Girl Scout forms tutor program at school
Community research, proposal writing, volunteer recruitment, fundraising, project management, project evaluation and public relations are activities that might crop up during an adult’s career.
Lindsay Boettner, 15, condensed that experience and used an even wider range of skills in less than a year.
As a member of Girl Scout Senior Troop 26172 in Butler, she developed a peer-tutoring program at Portersville Christian School where she will be a sophomore in the fall. The project ended with her receiving the highest achievement in Girl Scouting, the Gold Award.
The award, presented to Lindsay by Girl Scouts Western Pennsylvania, recognizes high school girls who demonstrate extraordinary leadership.
According to Sharon Enslen, Lindsay’s Gold Award assigned mentor from the Girl Scouts Western Pennsylvania Council, projects are based on leadership.
“All of the girls’ projects have a special component, and they all touch the community in some way,” she said.
“We want them to help come up with a solution to a problem,” Enslen said. “We don’t expect them to cure all the problems of the world but you can help fix a local problem or help give the education, so others can fix the problem.”
While investigating options for her project, Lindsay met with Lee Saunders, her school’s principal, who suggested a tutoring program.

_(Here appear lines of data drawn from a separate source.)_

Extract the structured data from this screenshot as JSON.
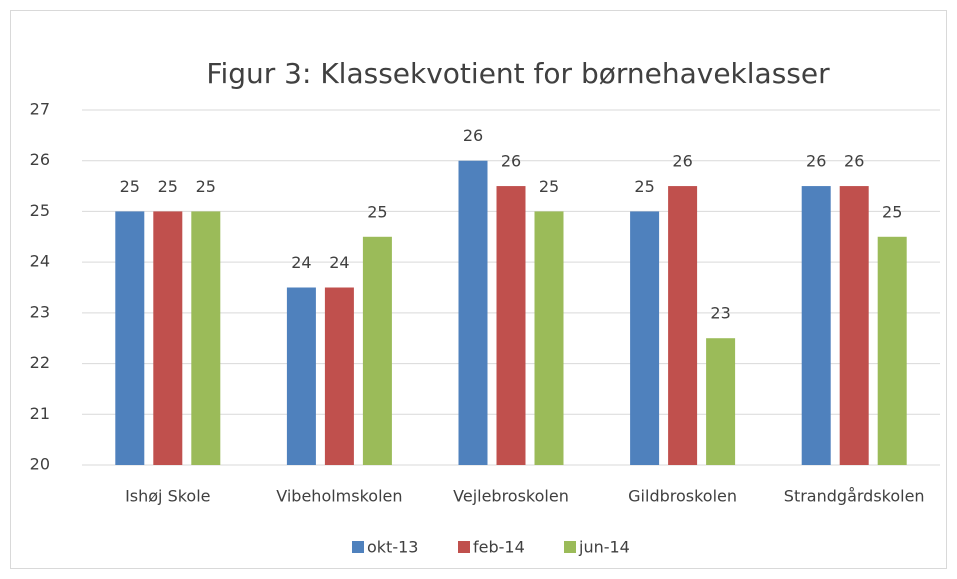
{
  "chart_data": {
    "type": "bar",
    "title": "Figur 3: Klassekvotient for børnehaveklasser",
    "categories": [
      "Ishøj Skole",
      "Vibeholmskolen",
      "Vejlebroskolen",
      "Gildbroskolen",
      "Strandgårdskolen"
    ],
    "series": [
      {
        "name": "okt-13",
        "color": "#4f81bd",
        "values": [
          25,
          23.5,
          26,
          25,
          25.5
        ],
        "value_labels": [
          "25",
          "24",
          "26",
          "25",
          "26"
        ]
      },
      {
        "name": "feb-14",
        "color": "#c0504d",
        "values": [
          25,
          23.5,
          25.5,
          25.5,
          25.5
        ],
        "value_labels": [
          "25",
          "24",
          "26",
          "26",
          "26"
        ]
      },
      {
        "name": "jun-14",
        "color": "#9bbb59",
        "values": [
          25,
          24.5,
          25,
          22.5,
          24.5
        ],
        "value_labels": [
          "25",
          "25",
          "25",
          "23",
          "25"
        ]
      }
    ],
    "ylim": [
      20,
      27
    ],
    "yticks": [
      20,
      21,
      22,
      23,
      24,
      25,
      26,
      27
    ],
    "grid": true,
    "legend": "bottom"
  }
}
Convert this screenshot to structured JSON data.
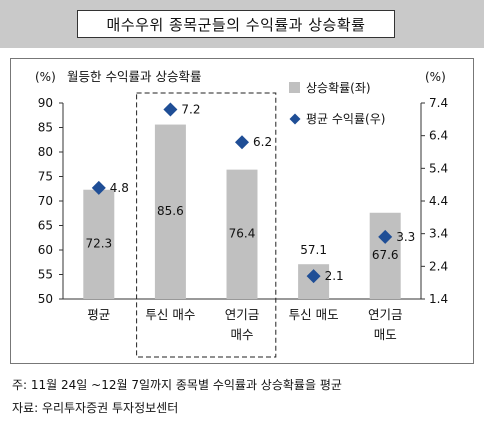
{
  "page_title": "매수우위 종목군들의 수익률과 상승확률",
  "notes": {
    "line1": "주: 11월 24일 ~12월 7일까지 종목별 수익률과 상승확률을 평균",
    "line2": "자료: 우리투자증권 투자정보센터"
  },
  "colors": {
    "bar": "#c0c0c0",
    "marker": "#1f4e96",
    "title_band": "#c9c9c9",
    "frame": "#777777"
  },
  "chart_data": {
    "type": "bar",
    "title": "",
    "subtitle": "월등한 수익률과 상승확률",
    "categories": [
      [
        "평균"
      ],
      [
        "투신 매수"
      ],
      [
        "연기금",
        "매수"
      ],
      [
        "투신 매도"
      ],
      [
        "연기금",
        "매도"
      ]
    ],
    "left_axis": {
      "unit": "(%)",
      "min": 50,
      "max": 90,
      "ticks": [
        50,
        55,
        60,
        65,
        70,
        75,
        80,
        85,
        90
      ]
    },
    "right_axis": {
      "unit": "(%)",
      "min": 1.4,
      "max": 7.4,
      "ticks": [
        1.4,
        2.4,
        3.4,
        4.4,
        5.4,
        6.4,
        7.4
      ]
    },
    "series": [
      {
        "name": "상승확률(좌)",
        "kind": "bar",
        "axis": "left",
        "values": [
          72.3,
          85.6,
          76.4,
          57.1,
          67.6
        ]
      },
      {
        "name": "평균 수익률(우)",
        "kind": "marker",
        "axis": "right",
        "values": [
          4.8,
          7.2,
          6.2,
          2.1,
          3.3
        ]
      }
    ],
    "bar_labels": [
      "72.3",
      "85.6",
      "76.4",
      "57.1",
      "67.6"
    ],
    "marker_labels": [
      "4.8",
      "7.2",
      "6.2",
      "2.1",
      "3.3"
    ],
    "highlight": {
      "categories": [
        1,
        2
      ],
      "style": "dashed-box"
    },
    "legend_position": "top-right",
    "grid": false
  }
}
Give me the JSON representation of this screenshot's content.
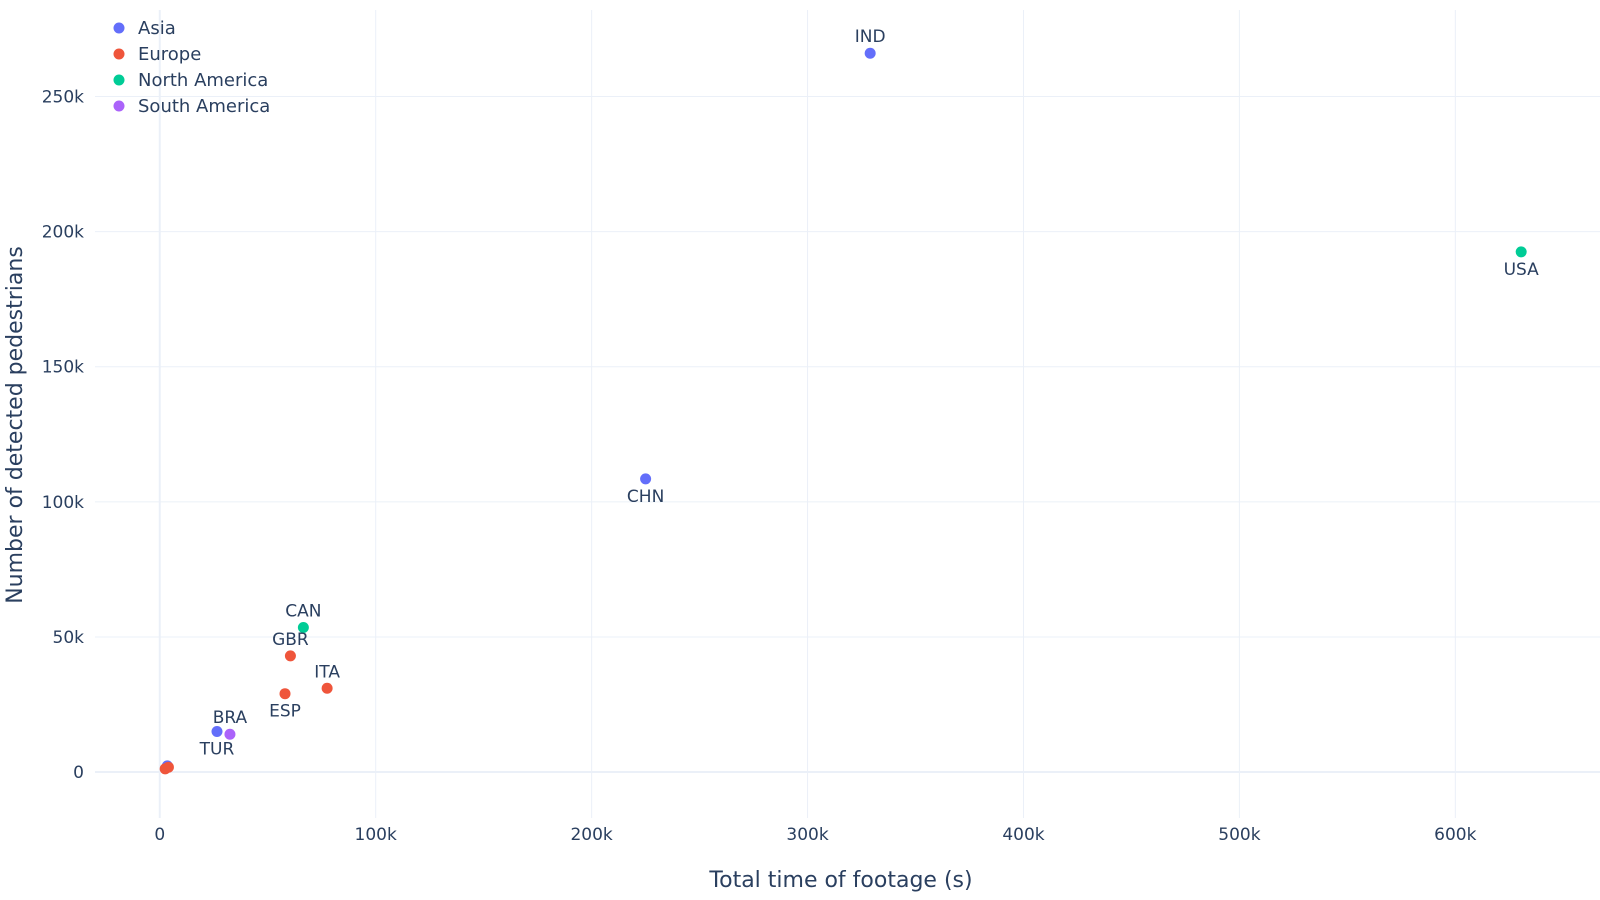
{
  "chart_data": {
    "type": "scatter",
    "xlabel": "Total time of footage (s)",
    "ylabel": "Number of detected pedestrians",
    "xlim": [
      -30000,
      667000
    ],
    "ylim": [
      -17000,
      282000
    ],
    "xticks": [
      0,
      100000,
      200000,
      300000,
      400000,
      500000,
      600000
    ],
    "xtick_labels": [
      "0",
      "100k",
      "200k",
      "300k",
      "400k",
      "500k",
      "600k"
    ],
    "yticks": [
      0,
      50000,
      100000,
      150000,
      200000,
      250000
    ],
    "ytick_labels": [
      "0",
      "50k",
      "100k",
      "150k",
      "200k",
      "250k"
    ],
    "grid": true,
    "legend_position": "top-left",
    "series": [
      {
        "name": "Asia",
        "color": "#636efa",
        "points": [
          {
            "label": "IND",
            "x": 329000,
            "y": 266000,
            "label_pos": "top"
          },
          {
            "label": "CHN",
            "x": 225000,
            "y": 108500,
            "label_pos": "bottom"
          },
          {
            "label": "TUR",
            "x": 26500,
            "y": 15000,
            "label_pos": "bottom"
          },
          {
            "label": "",
            "x": 3500,
            "y": 2300,
            "label_pos": "none"
          }
        ]
      },
      {
        "name": "Europe",
        "color": "#ef553b",
        "points": [
          {
            "label": "GBR",
            "x": 60500,
            "y": 43000,
            "label_pos": "top"
          },
          {
            "label": "ITA",
            "x": 77500,
            "y": 31000,
            "label_pos": "top"
          },
          {
            "label": "ESP",
            "x": 58000,
            "y": 29000,
            "label_pos": "bottom"
          },
          {
            "label": "",
            "x": 4000,
            "y": 1800,
            "label_pos": "none"
          },
          {
            "label": "",
            "x": 2500,
            "y": 1200,
            "label_pos": "none"
          }
        ]
      },
      {
        "name": "North America",
        "color": "#00cc96",
        "points": [
          {
            "label": "USA",
            "x": 630500,
            "y": 192500,
            "label_pos": "bottom"
          },
          {
            "label": "CAN",
            "x": 66500,
            "y": 53500,
            "label_pos": "top"
          }
        ]
      },
      {
        "name": "South America",
        "color": "#ab63fa",
        "points": [
          {
            "label": "BRA",
            "x": 32500,
            "y": 14000,
            "label_pos": "top"
          }
        ]
      }
    ]
  }
}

“I loved the idea,” Lindsay said.
Sharon Schaming, resource coordinator at Portersville Christian School and Lindsay’s project adviser at the school, said the school did not have a peer tutoring program before Lindsay’s project.
Schaming thought it was needed. She also thought it was a big undertaking and admitted she was skeptical since Lindsay was in ninth grade.
“At the outset I thought she might need quite a bit of guidance from me. But as it transpired, Lindsay spearheaded the project and I just oversaw the general program,” Schaming said.
Once she received approval for her proposal from a group of Girl Scout Gold Award mentors in January, Lindsay took action.
By telephone, she recruited tutors — about one-third of the school’s students in grades nine through 12 — and had them approved as tutors by the principal and teachers.
She asked classroom teachers to identify elementary and junior high students who could benefit from extra help. The teachers also identified students who could benefit from enrichment activities.
With the list of tutors and the teachers’ lists, Lindsay paired the students, coordinated and scheduled tutoring sessions during the school day and identified locations for each tutoring session.
To train the tutors, including herself, Lindsay enlisted her mother, Linda Boettner, a retired teacher with 30 years of experience from the Moniteau School District and Slippery Rock University.
“I put together a manual of what I considered common sense for working with students,” Linda Boettner said.
All together, 25 tutors helped about 40 younger students with math, reading, spelling, history and science, both individually and in group sessions.
“Some of the kids we were tutoring had in common that they needed a more individual approach to learning,” Lindsay said. “If you sat down and worked with them for even 15 minutes, they really understood the concept of what we were working on.”
As enrichment, tutors offered extra challenges for younger students with strong reading skills. They also prepared students for the Math Olympics, a competition between area Christian schools.
Schaming said, “The fact that she got so many students and they sustained it all spring was remarkable.”
The peer tutoring will continue next year.
“One of my favorite parts of this was getting the older and younger kids working together,” Lindsay said. “It was nice for other students to see they were role models to these little kids.”
“It’s one thing for you to understand the material but when you have to teach someone else, you have to impart it in such a way that the child is going to understand. Then you have to get creative,” Schaming said. “Both sides benefit.”
To receive a Gold Award, the Girl Scout must give at least 80 hours of her own time to the project. Lindsay’s fellow tutors invested more than 200 hours beyond her own hours.
“I had a wonderful team behind me,” Lindsay said.
After Lindsay graduates, Schaming expects the project to be sustainable with another student leading the program.
“Lindsay did an exceptional project,” Enslen said.
“Everyone has been so supportive of this program,” Lindsay said. “I knew I’d have a positive response, but I didn’t expect the response to be this big.”